Abstract
Background: Corticosteroid therapy is the first-line treatment of immune thrombocytopenia (ITP) with moderate to severe thrombocytopenia or significant bleeding. This adds a layer of complexity when treating diabetic patients as steroid therapy can worsen glycemic control and increase the risk of diabetic ketoacidosis. This study aims to identify if a coexisting diagnosis of diabetes, either type-1 or type-2, correlates with increased mortality, cost and length of stay, among other outcomes, for hospitalized patients with ITP.
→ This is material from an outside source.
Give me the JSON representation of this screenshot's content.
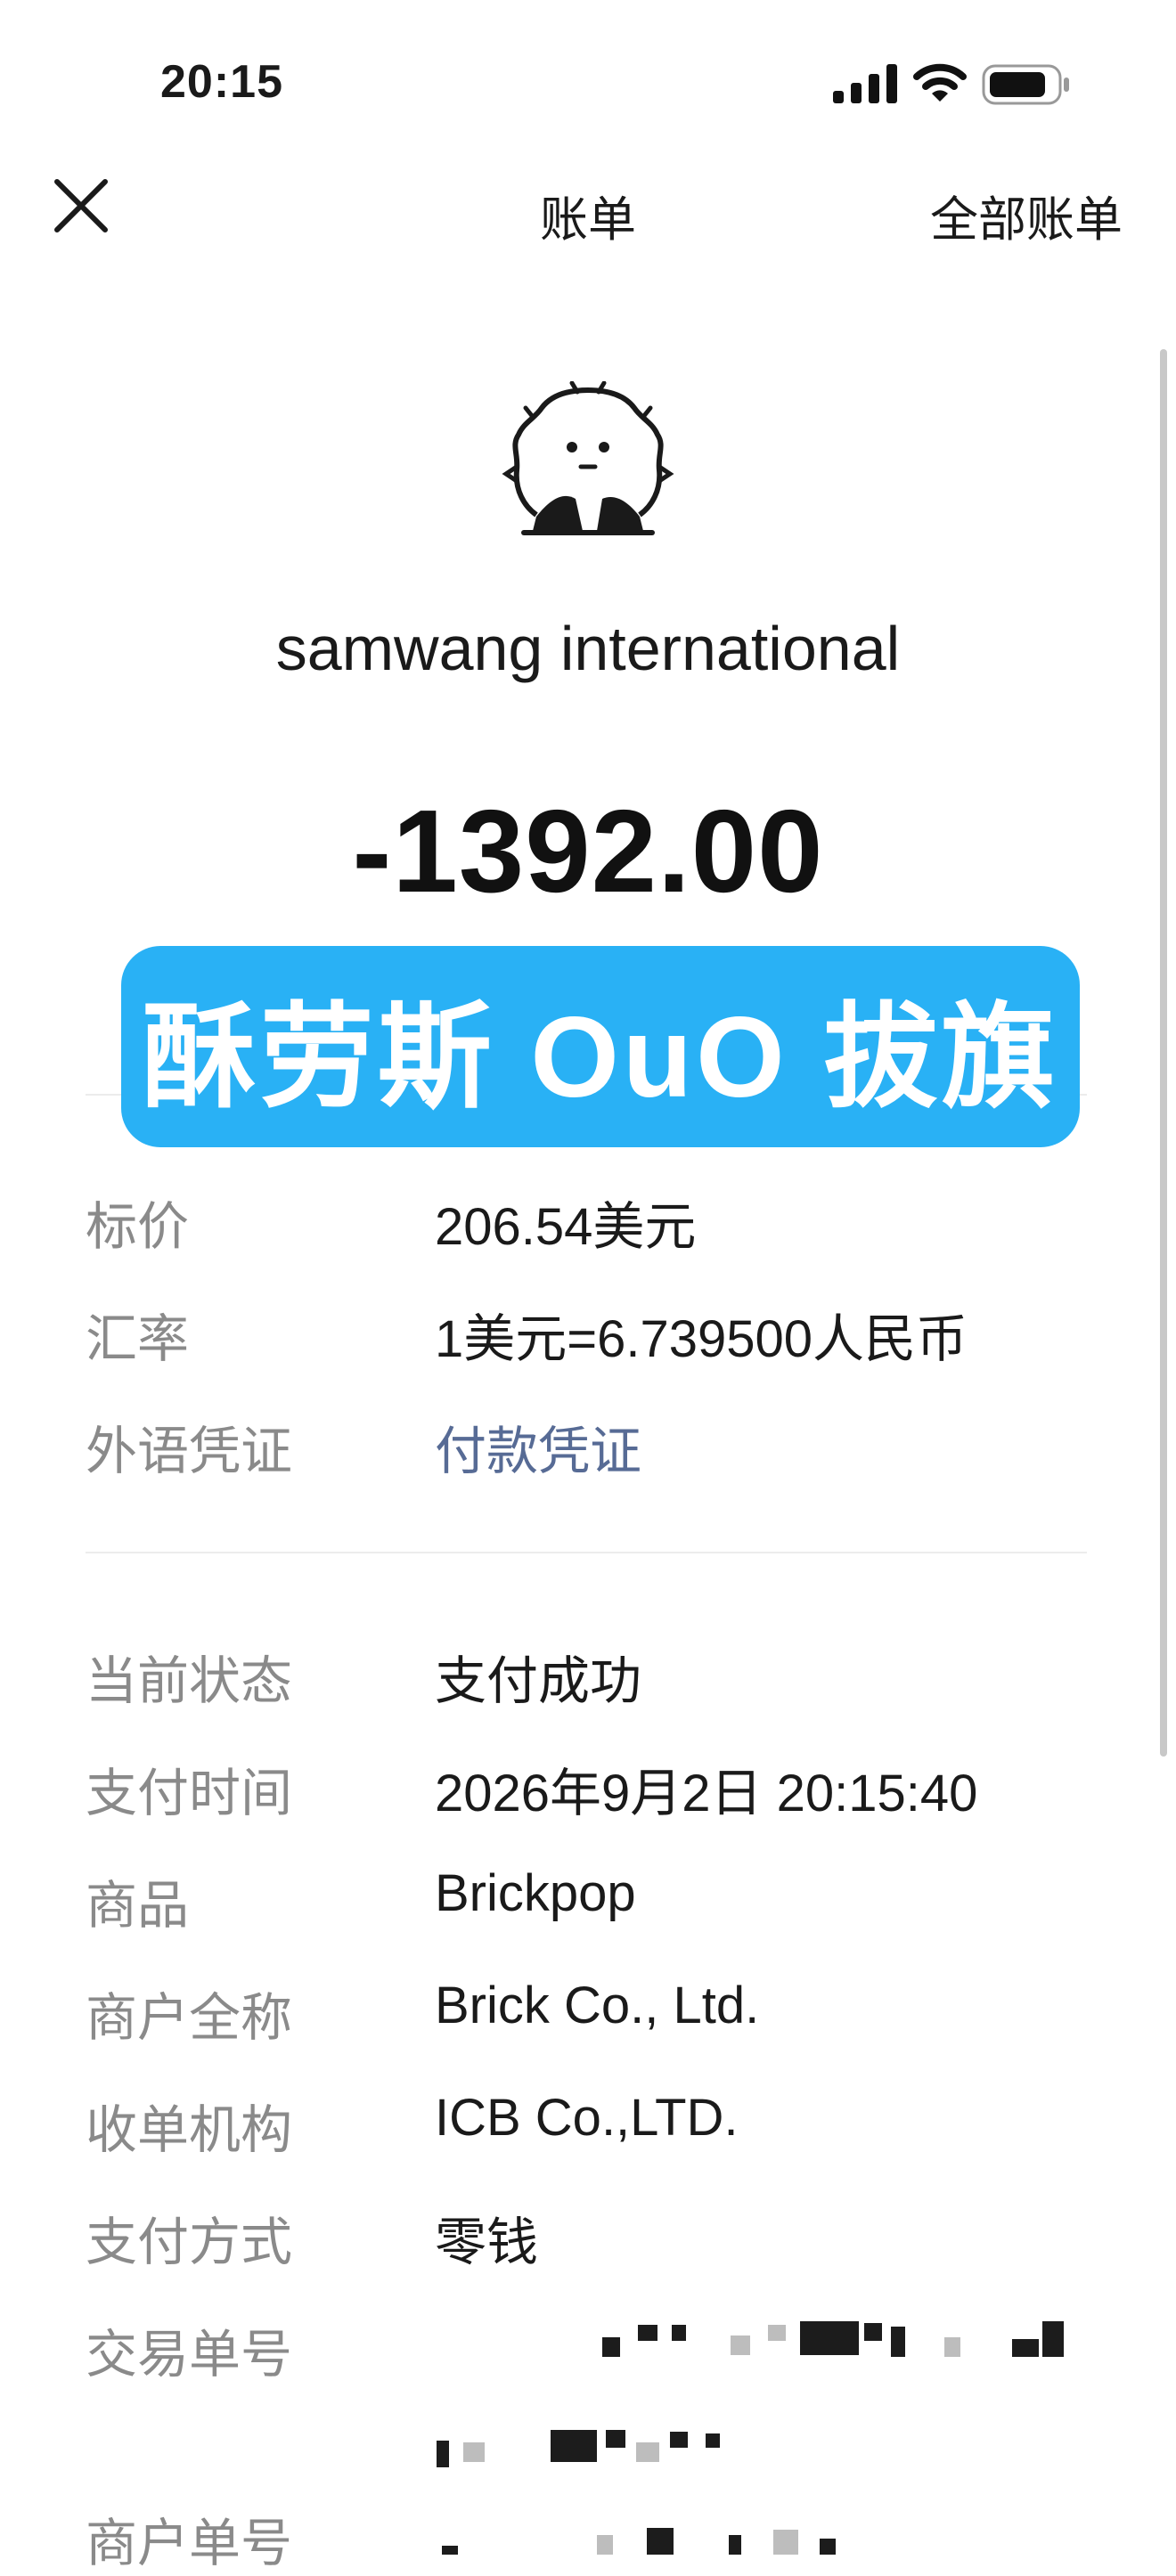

Methods: The National Inpatient Sample (NIS) database (2017–2021) of the Healthcare Cost and Utilization Project (HCUP) was used. We applied the discharge weight “DISCWT” provided in the database to generate the national estimates. Pearson Chi-square test for categorical variables and Student's t- tests/one-way ANOVA for continuous variables were applied to compare the baseline demographics and hospital characteristics between the groups. Mortality was the primary outcome while length of stay, total hospitalization charges, development of acute deep venous thrombosis (DVT) or acute pulmonary embolism (PE) constituted the secondary outcomes. Multivariate linear and logistic regression models were used to adjust for confounders such as ages, tobacco use, hypertension, chronic obstructive pulmonary disease, ischemic heart disease, and prior cerebrovascular accident.
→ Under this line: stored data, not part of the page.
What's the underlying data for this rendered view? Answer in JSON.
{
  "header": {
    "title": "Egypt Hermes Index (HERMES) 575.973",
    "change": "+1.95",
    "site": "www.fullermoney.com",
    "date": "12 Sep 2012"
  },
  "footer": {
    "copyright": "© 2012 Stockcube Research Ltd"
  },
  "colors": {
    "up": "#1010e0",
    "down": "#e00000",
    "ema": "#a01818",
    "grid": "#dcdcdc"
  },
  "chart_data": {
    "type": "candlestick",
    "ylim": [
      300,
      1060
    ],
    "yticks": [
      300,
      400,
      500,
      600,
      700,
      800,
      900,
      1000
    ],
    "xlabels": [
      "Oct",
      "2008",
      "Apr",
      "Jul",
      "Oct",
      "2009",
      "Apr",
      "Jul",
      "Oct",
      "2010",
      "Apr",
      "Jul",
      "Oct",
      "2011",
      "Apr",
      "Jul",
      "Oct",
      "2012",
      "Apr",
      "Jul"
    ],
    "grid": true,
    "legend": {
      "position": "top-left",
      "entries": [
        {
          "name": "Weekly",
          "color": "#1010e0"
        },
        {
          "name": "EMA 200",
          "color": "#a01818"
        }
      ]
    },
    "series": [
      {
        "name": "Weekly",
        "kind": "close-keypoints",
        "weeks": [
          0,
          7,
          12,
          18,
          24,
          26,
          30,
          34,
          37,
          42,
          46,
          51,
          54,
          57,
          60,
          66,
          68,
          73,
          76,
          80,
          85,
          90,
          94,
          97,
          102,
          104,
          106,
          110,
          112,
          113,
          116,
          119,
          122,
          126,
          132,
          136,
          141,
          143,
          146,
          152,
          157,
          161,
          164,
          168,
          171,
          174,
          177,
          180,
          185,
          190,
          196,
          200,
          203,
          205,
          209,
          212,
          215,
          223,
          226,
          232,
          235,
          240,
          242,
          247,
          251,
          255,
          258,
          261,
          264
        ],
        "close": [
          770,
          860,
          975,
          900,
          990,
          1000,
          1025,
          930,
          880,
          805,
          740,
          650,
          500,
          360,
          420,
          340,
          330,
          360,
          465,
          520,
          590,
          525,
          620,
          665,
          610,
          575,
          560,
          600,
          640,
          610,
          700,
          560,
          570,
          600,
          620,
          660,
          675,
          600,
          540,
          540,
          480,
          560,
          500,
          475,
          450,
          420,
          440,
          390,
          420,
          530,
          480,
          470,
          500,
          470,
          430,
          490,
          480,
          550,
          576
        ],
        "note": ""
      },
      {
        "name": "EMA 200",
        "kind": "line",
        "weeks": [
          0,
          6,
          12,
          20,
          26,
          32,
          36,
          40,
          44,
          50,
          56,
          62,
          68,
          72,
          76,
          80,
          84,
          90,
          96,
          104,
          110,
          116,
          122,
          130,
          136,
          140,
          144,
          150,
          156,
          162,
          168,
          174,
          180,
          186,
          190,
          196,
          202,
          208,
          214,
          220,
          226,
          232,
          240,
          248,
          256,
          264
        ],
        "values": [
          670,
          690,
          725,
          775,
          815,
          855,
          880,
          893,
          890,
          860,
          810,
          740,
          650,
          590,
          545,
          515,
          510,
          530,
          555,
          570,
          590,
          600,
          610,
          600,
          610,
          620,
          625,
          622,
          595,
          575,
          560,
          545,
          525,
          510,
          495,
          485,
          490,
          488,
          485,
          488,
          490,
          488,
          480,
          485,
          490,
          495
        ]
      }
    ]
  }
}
Results: 61,994 patients were hospitalized for ITP between 2017 and 2021, 16,747 out of these patients had a diagnosis of type-1 or type-2 diabetes mellitus. After adjusting for confounders, there were higher odds of mortality in patients with diabetes (aOR:1.36; CI 1.25 - 1.48; p-value <0.001). Diabetic patients also had a higher total hospitalization charges ($23,128 vs $21,547) (aOR:1.07; CI 1.04 - 1.1; p-value <0.001) and a higher length of stay (7.0 days vs 5.95 days) (aOR:1.18; CI 1.15 - 1.2; p-value <0.001). There were no significant differences in the odds of developing an acute DVT or PE during the hospitalization between the two groups.
Conclusion: Type 1 or type 2 diabetic patients hospitalized with ITP have higher odds of mortality, higher mean cost of hospitalization and longer length of stay compared to patients without diabetes. The American Society of Hematology guidelines for treatment of ITP express concerns about the use of corticosteroids in patients with diabetes, yet little evidence exists to guide clinical practice. The higher odds of mortality in diabetic patients with ITP may be a result of worsened glycemic control during steroid use or from the use of second-line therapies such as IV immunoglobulin if steroids are avoided. Complications of hyperglycemia and closer lab monitoring could be a contributing factor to longer length of stay and higher mean cost of hospitalizations. More data must be obtained to further evaluate the impact of ITP treatment in patients with diabetes.